In the fourth quarter, operating cash flow was $484 million and free cash flow was $402 million.
The company did not repurchase any shares in the quarter under review. However, during fiscal 2017, the company repurchased $350 million of its common stock.
Management was positive about the 46% year-over-year increase of the company’s net annual contract value (ACV) which specifies the net bookings for cloud revenue. This was encouraging as it is a testament to the fact that NCR is “on track to approach double-digit top line cloud growth in 2018.”
Notably, non-GAAP EPS for fiscal 2017 came in at $3.20, showcasing an increase of 6% from the previous fiscal.
For fiscal 2018, the company anticipates revenues to be flat to up 3%. Non-GAAP earnings per share are expected to be in the range of $3.30-$3.45.
Per the new US tax reforms, the company expects effective tax rate for 2018 to be 24%. The company expects free cash flow for fiscal 2018 to be around 90% of the non-GAAP net income.
Management expects to repurchase shares worth $300 million in 2018 backed by a strong free cash flow.
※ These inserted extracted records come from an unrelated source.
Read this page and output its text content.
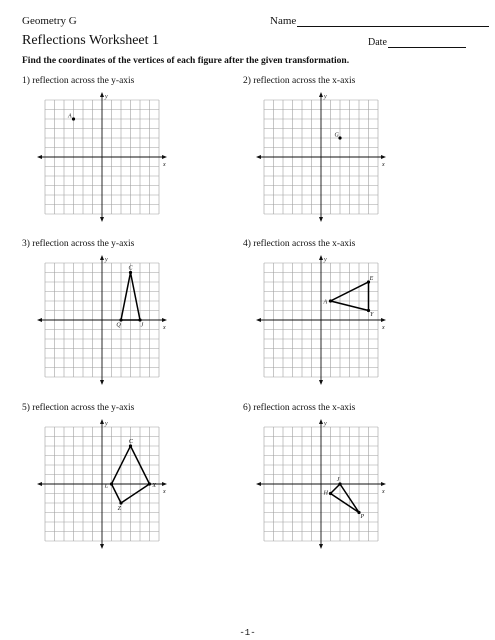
Geometry G	Name
Reflections Worksheet 1	Date
Find the coordinates of the vertices of each figure after the given transformation.
1) reflection across the y-axis	2) reflection across the x-axis
3) reflection across the y-axis	4) reflection across the x-axis
5) reflection across the y-axis	6) reflection across the x-axis
x
y
A
x
y
G
x
y
C
J
Q	x
y
E
Y
A
x
y
C
X
Z
L
x
y
J
P
H
-1-
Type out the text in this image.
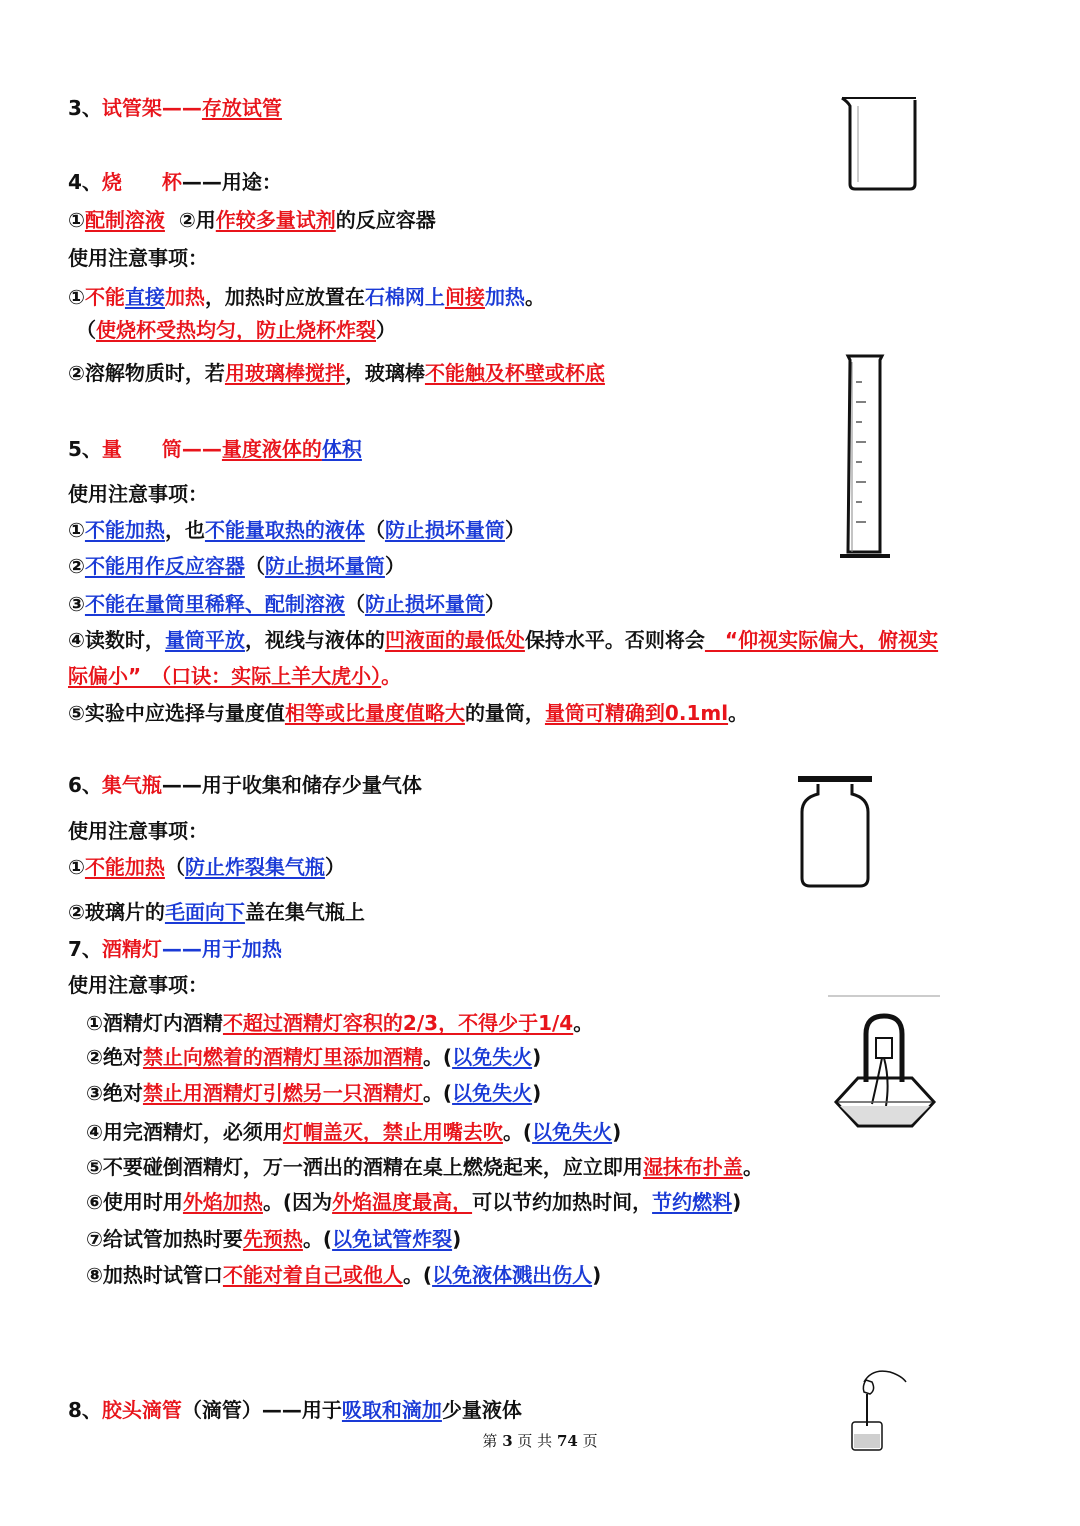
3、试管架——存放试管
4、烧　　杯——用途：
①配制溶液  ②用作较多量试剂的反应容器
使用注意事项：
①不能直接加热，加热时应放置在石棉网上间接加热。
（使烧杯受热均匀，防止烧杯炸裂）
②溶解物质时，若用玻璃棒搅拌，玻璃棒不能触及杯壁或杯底
5、量　　筒——量度液体的体积
使用注意事项：
①不能加热，也不能量取热的液体（防止损坏量筒）
②不能用作反应容器（防止损坏量筒）
③不能在量筒里稀释、配制溶液（防止损坏量筒）
④读数时，量筒平放，视线与液体的凹液面的最低处保持水平。否则将会　“仰视实际偏大，俯视实
际偏小”　（口诀：实际上羊大虎小）。
⑤实验中应选择与量度值相等或比量度值略大的量筒，量筒可精确到0.1ml。
6、集气瓶——用于收集和储存少量气体
使用注意事项：
①不能加热（防止炸裂集气瓶）
②玻璃片的毛面向下盖在集气瓶上
7、酒精灯——用于加热
使用注意事项：
①酒精灯内酒精不超过酒精灯容积的2/3，不得少于1/4。
②绝对禁止向燃着的酒精灯里添加酒精。(以免失火)
③绝对禁止用酒精灯引燃另一只酒精灯。(以免失火)
④用完酒精灯，必须用灯帽盖灭，禁止用嘴去吹。(以免失火)
⑤不要碰倒酒精灯，万一洒出的酒精在桌上燃烧起来，应立即用湿抹布扑盖。
⑥使用时用外焰加热。(因为外焰温度最高，可以节约加热时间，节约燃料)
⑦给试管加热时要先预热。(以免试管炸裂)
⑧加热时试管口不能对着自己或他人。(以免液体溅出伤人)
8、胶头滴管（滴管）——用于吸取和滴加少量液体
第 3 页 共 74 页
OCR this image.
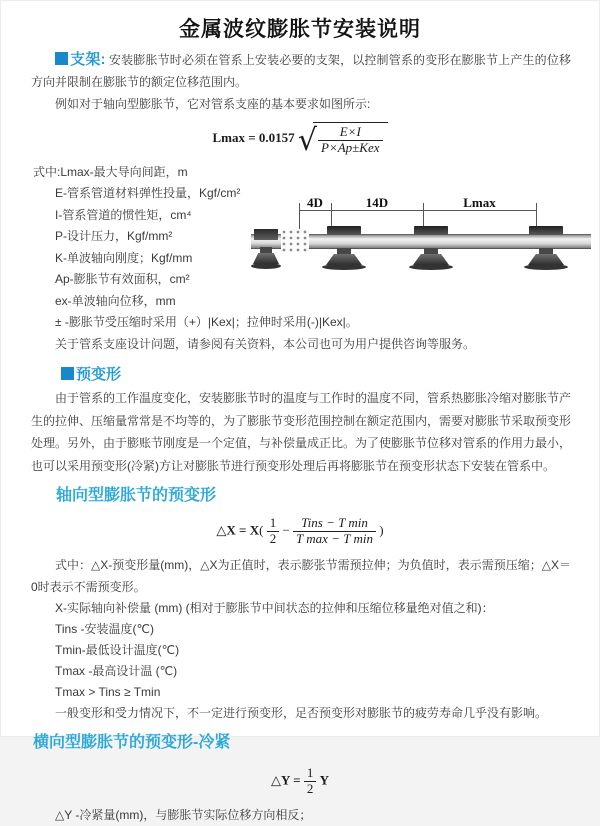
金属波纹膨胀节安装说明

支架: 安装膨胀节时必须在管系上安装必要的支架，以控制管系的变形在膨胀节上产生的位移方向并限制在膨胀节的额定位移范围内。

例如对于轴向型膨胀节，它对管系支座的基本要求如图所示:

Lmax = 0.0157 √ $\frac{E\times I}{\text{P×Ap±Kex}}$
式中:Lmax-最大导向间距，m
E-管系管道材料弹性投量，Kgf/cm²
I-管系管道的惯性矩，cm⁴
P-设计压力，Kgf/mm²
K-单波轴向刚度；Kgf/mm
Ap-膨胀节有效面积，cm²
ex-单波轴向位移，mm
± -膨胀节受压缩时采用（+）|Kex|；拉伸时采用(-)|Kex|。
关于管系支座设计问题，请参阅有关资料，本公司也可为用户提供咨询等服务。
4D	14D	Lmax
预变形

由于管系的工作温度变化，安装膨胀节时的温度与工作时的温度不同，管系热膨胀冷缩对膨胀节产生的拉伸、压缩量常常是不均等的，为了膨胀节变形范围控制在额定范围内，需要对膨胀节采取预变形处理。另外，由于膨账节刚度是一个定值，与补偿量成正比。为了使膨胀节位移对管系的作用力最小，也可以采用预变形(冷紧)方让对膨胀节进行预变形处理后再将膨胀节在预变形状态下安装在管系中。

轴向型膨胀节的预变形
△X = $X( \frac{1}{2} - \frac{\text{Tins − T min}}{\text{T max − T min}}$ )

式中：△X-预变形量(mm)，△X为正值时，表示膨张节需预拉伸；为负值时，表示需预压缩；△X＝0时表示不需预变形。

X-实际轴向补偿量 (mm) (相对于膨胀节中间状态的拉伸和压缩位移量绝对值之和)：
Tins -安装温度(℃)
Tmin-最低设计温度(℃)
Tmax -最高设计温 (℃)
Tmax > Tins ≥ Tmin
一般变形和受力情况下，不一定进行预变形，足否预变形对膨胀节的疲劳寿命几乎没有影响。
横向型膨胀节的预变形-冷紧
△Y = $\frac{1}{2}$ Y
△Y -冷紧量(mm)，与膨胀节实际位移方向相反；
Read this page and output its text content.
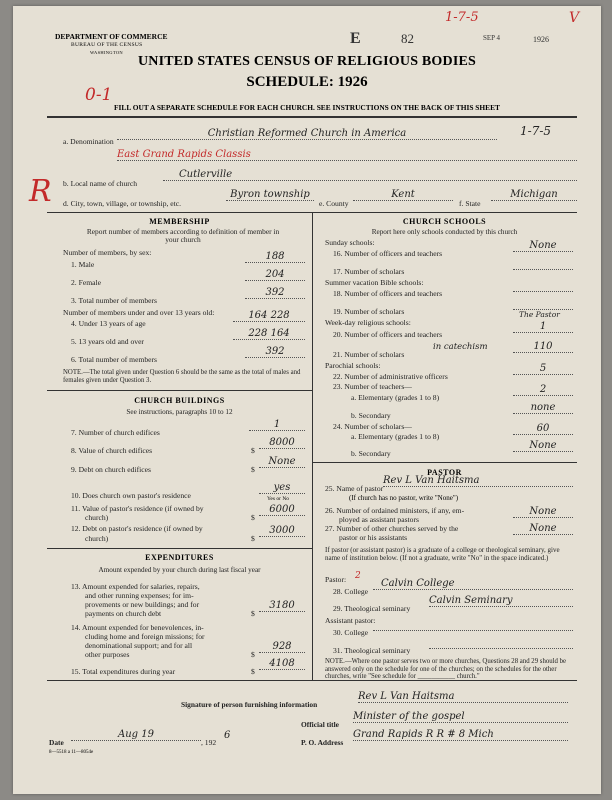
DEPARTMENT OF COMMERCE
BUREAU OF THE CENSUS
WASHINGTON
E	82	SEP 4	1926
1-7-5	V
UNITED STATES CENSUS OF RELIGIOUS BODIES
SCHEDULE: 1926
0-1
FILL OUT A SEPARATE SCHEDULE FOR EACH CHURCH. SEE INSTRUCTIONS ON THE BACK OF THIS SHEET
R
a. Denomination
Christian Reformed Church in America	1-7-5
East Grand Rapids Classis
b. Local name of church
Cutlerville
d. City, town, village, or township, etc.
Byron township
e. County
Kent
f. State
Michigan
MEMBERSHIP
Report number of members according to definition of member in your church
Number of members, by sex:
1. Male
188
2. Female
204
3. Total number of members
392
Number of members under and over 13 years old:
4. Under 13 years of age
164 228
5. 13 years old and over
228 164
6. Total number of members
392
NOTE.—The total given under Question 6 should be the same as the total of males and females given under Question 3.
CHURCH BUILDINGS
See instructions, paragraphs 10 to 12
7. Number of church edifices
1
8. Value of church edifices	$
8000
9. Debt on church edifices	$
None
10. Does church own pastor's residence
yes
Yes or No
11. Value of pastor's residence (if owned by
church)	$
6000
12. Debt on pastor's residence (if owned by
church)	$
3000
EXPENDITURES
Amount expended by your church during last fiscal year
13. Amount expended for salaries, repairs,
and other running expenses; for im-
provements or new buildings; and for
payments on church debt	$
3180
14. Amount expended for benevolences, in-
cluding home and foreign missions; for
denominational support; and for all
other purposes	$
928
15. Total expenditures during year	$
4108
CHURCH SCHOOLS
Report here only schools conducted by this church
Sunday schools:
16. Number of officers and teachers
None
17. Number of scholars
Summer vacation Bible schools:
18. Number of officers and teachers
19. Number of scholars
Week-day religious schools:
The Pastor
20. Number of officers and teachers
1
21. Number of scholars
in catechism	110
Parochial schools:
22. Number of administrative officers
5
23. Number of teachers—
a. Elementary (grades 1 to 8)
2
b. Secondary
none
24. Number of scholars—
a. Elementary (grades 1 to 8)
60
b. Secondary
None
PASTOR
25. Name of pastor
Rev L Van Haitsma
(If church has no pastor, write "None")
26. Number of ordained ministers, if any, em-
ployed as assistant pastors
None
27. Number of other churches served by the
pastor or his assistants
None
If pastor (or assistant pastor) is a graduate of a college or theological seminary, give name of institution below. (If not a graduate, write "No" in the space indicated.)
Pastor: 2
28. College
Calvin College
29. Theological seminary
Calvin Seminary
Assistant pastor:
30. College
31. Theological seminary
NOTE.—Where one pastor serves two or more churches, Questions 28 and 29 should be answered only on the schedule for one of the churches; on the schedules for the other churches, write "See schedule for ___________ church."
Signature of person furnishing information
Rev L Van Haitsma
Official title
Minister of the gospel
Date
Aug 19
, 192
6
P. O. Address
Grand Rapids R R # 8 Mich
8—5518 a 11—8054e
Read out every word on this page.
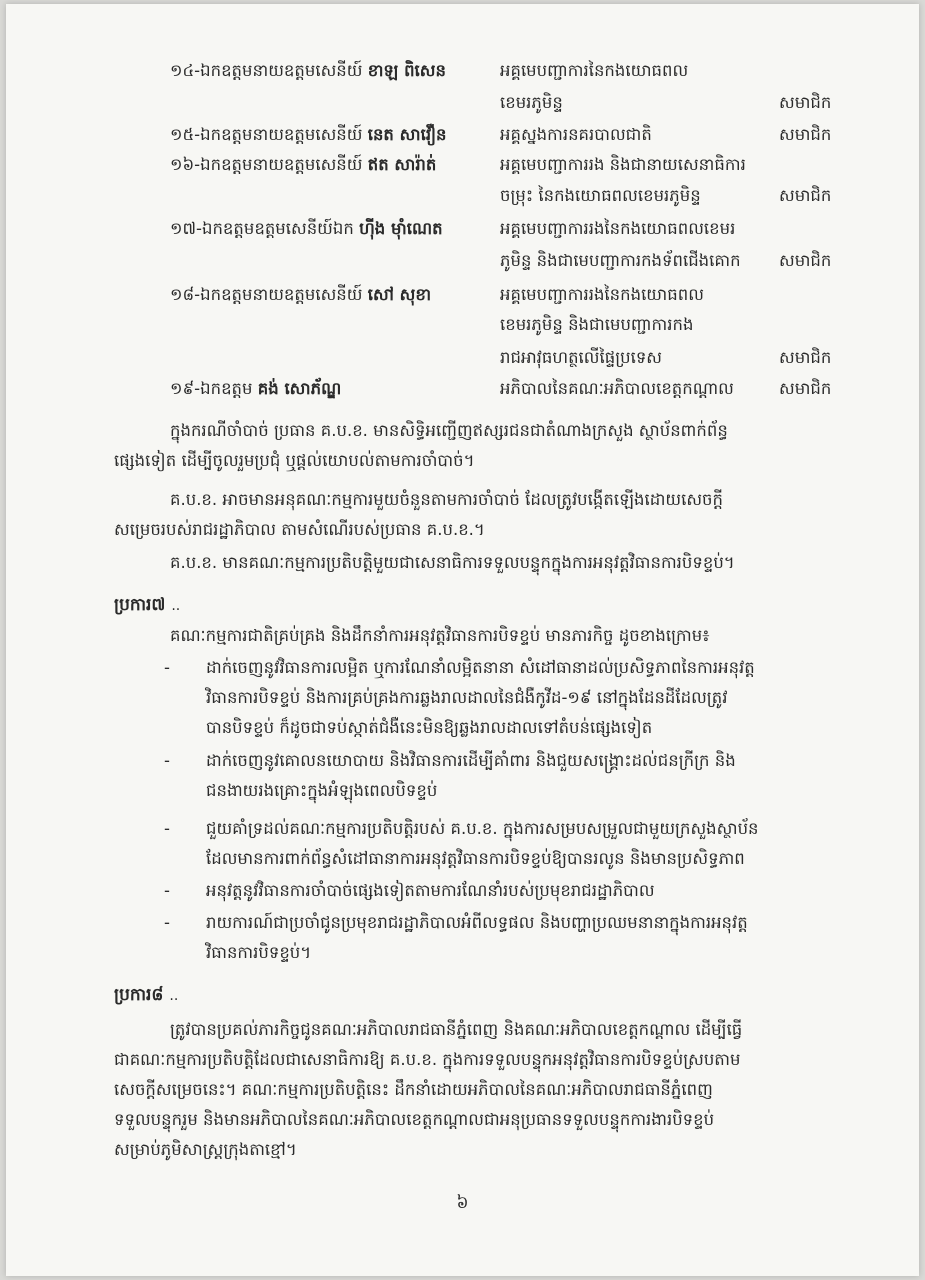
១៤-ឯកឧត្តមនាយឧត្តមសេនីយ៍ ខាឡ ពិសេន	អគ្គមេបញ្ជាការនៃកងយោធពល
ខេមរភូមិន្ទ	សមាជិក
១៥-ឯកឧត្តមនាយឧត្តមសេនីយ៍ នេត សាវឿន	អគ្គស្នងការនគរបាលជាតិ	សមាជិក
១៦-ឯកឧត្តមនាយឧត្តមសេនីយ៍ ឥត សារ៉ាត់	អគ្គមេបញ្ជាការរង និងជានាយសេនាធិការ
ចម្រុះ នៃកងយោធពលខេមរភូមិន្ទ	សមាជិក
១៧-ឯកឧត្តមឧត្តមសេនីយ៍ឯក ហ៊ីង ម៉ាំណេត	អគ្គមេបញ្ជាការរងនៃកងយោធពលខេមរ
ភូមិន្ទ និងជាមេបញ្ជាការកងទ័ពជើងគោក សមាជិក
១៨-ឯកឧត្តមនាយឧត្តមសេនីយ៍ សៅ សុខា	អគ្គមេបញ្ជាការរងនៃកងយោធពល
ខេមរភូមិន្ទ និងជាមេបញ្ជាការកង
រាជអាវុធហត្ថលើផ្ទៃប្រទេស	សមាជិក
១៩-ឯកឧត្តម គង់ សោភ័ណ្ឌ	អភិបាលនៃគណៈអភិបាលខេត្តកណ្ដាល	សមាជិក
ក្នុងករណីចាំបាច់ ប្រធាន គ.ប.ខ. មានសិទ្ធិអញ្ជើញឥស្សរជនជាតំណាងក្រសួង ស្ថាប័នពាក់ព័ន្ធ
ផ្សេងទៀត ដើម្បីចូលរួមប្រជុំ ឬផ្ដល់យោបល់តាមការចាំបាច់។
គ.ប.ខ. អាចមានអនុគណៈកម្មការមួយចំនួនតាមការចាំបាច់ ដែលត្រូវបង្កើតឡើងដោយសេចក្ដី
សម្រេចរបស់រាជរដ្ឋាភិបាល តាមសំណើរបស់ប្រធាន គ.ប.ខ.។
គ.ប.ខ. មានគណៈកម្មការប្រតិបត្តិមួយជាសេនាធិការទទួលបន្ទុកក្នុងការអនុវត្តវិធានការបិទខ្ទប់។
ប្រការ៧ ..
គណៈកម្មការជាតិគ្រប់គ្រង និងដឹកនាំការអនុវត្តវិធានការបិទខ្ទប់ មានភារកិច្ច ដូចខាងក្រោម៖
-	ដាក់ចេញនូវវិធានការលម្អិត ឬការណែនាំលម្អិតនានា សំដៅធានាដល់ប្រសិទ្ធភាពនៃការអនុវត្ត
វិធានការបិទខ្ទប់ និងការគ្រប់គ្រងការឆ្លងរាលដាលនៃជំងឺកូវីដ-១៩ នៅក្នុងដែនដីដែលត្រូវ
បានបិទខ្ទប់ ក៏ដូចជាទប់ស្កាត់ជំងឺនេះមិនឱ្យឆ្លងរាលដាលទៅតំបន់ផ្សេងទៀត
-	ដាក់ចេញនូវគោលនយោបាយ និងវិធានការដើម្បីគាំពារ និងជួយសង្គ្រោះដល់ជនក្រីក្រ និង
ជនងាយរងគ្រោះក្នុងអំឡុងពេលបិទខ្ទប់
-	ជួយគាំទ្រដល់គណៈកម្មការប្រតិបត្តិរបស់ គ.ប.ខ. ក្នុងការសម្របសម្រួលជាមួយក្រសួងស្ថាប័ន
ដែលមានការពាក់ព័ន្ធសំដៅធានាការអនុវត្តវិធានការបិទខ្ទប់ឱ្យបានរលូន និងមានប្រសិទ្ធភាព
-	អនុវត្តនូវវិធានការចាំបាច់ផ្សេងទៀតតាមការណែនាំរបស់ប្រមុខរាជរដ្ឋាភិបាល
-	រាយការណ៍ជាប្រចាំជូនប្រមុខរាជរដ្ឋាភិបាលអំពីលទ្ធផល និងបញ្ហាប្រឈមនានាក្នុងការអនុវត្ត
វិធានការបិទខ្ទប់។
ប្រការ៨ ..
ត្រូវបានប្រគល់ភារកិច្ចជូនគណៈអភិបាលរាជធានីភ្នំពេញ និងគណៈអភិបាលខេត្តកណ្ដាល ដើម្បីធ្វើ
ជាគណៈកម្មការប្រតិបត្តិដែលជាសេនាធិការឱ្យ គ.ប.ខ. ក្នុងការទទួលបន្ទុកអនុវត្តវិធានការបិទខ្ទប់ស្របតាម
សេចក្ដីសម្រេចនេះ។ គណៈកម្មការប្រតិបត្តិនេះ ដឹកនាំដោយអភិបាលនៃគណៈអភិបាលរាជធានីភ្នំពេញ
ទទួលបន្ទុករួម និងមានអភិបាលនៃគណៈអភិបាលខេត្តកណ្ដាលជាអនុប្រធានទទួលបន្ទុកការងារបិទខ្ទប់
សម្រាប់ភូមិសាស្ត្រក្រុងតាខ្មៅ។
៦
Coming to the first-quarter outlook, NCR expects revenues in the range of $1.74-$1.79 billion. The company expects non-GAAP earnings per share for the first-quarter quarter in the range of 41-47 cents.
How Have Estimates Been Moving Since Then?
In the past month, investors have witnessed a downward trend in fresh estimates. There have been two revisions lower for the current quarter. In the past month, the consensus estimate has shifted downward by 21.1% due to these changes.
At this time, NCR has a nice Growth Score of B, though it is lagging a lot on the momentum front with a D. However, the stock was allocated a grade of A on the value side, putting it in the top 20% for this investment strategy.
Overall, the stock has an aggregate VGM Score of A. If you aren't focused on one strategy, this score is the one you should be interested in.
Our style scores indicate that the stock is more suitable for value investors than growth investors.
Estimates have been broadly trending downward for the stock and the magnitude of these revisions indicates a downward shift. Notably, NCR has a Zacks Rank #3 (Hold). We expect an in-line return from the stock in the next few months.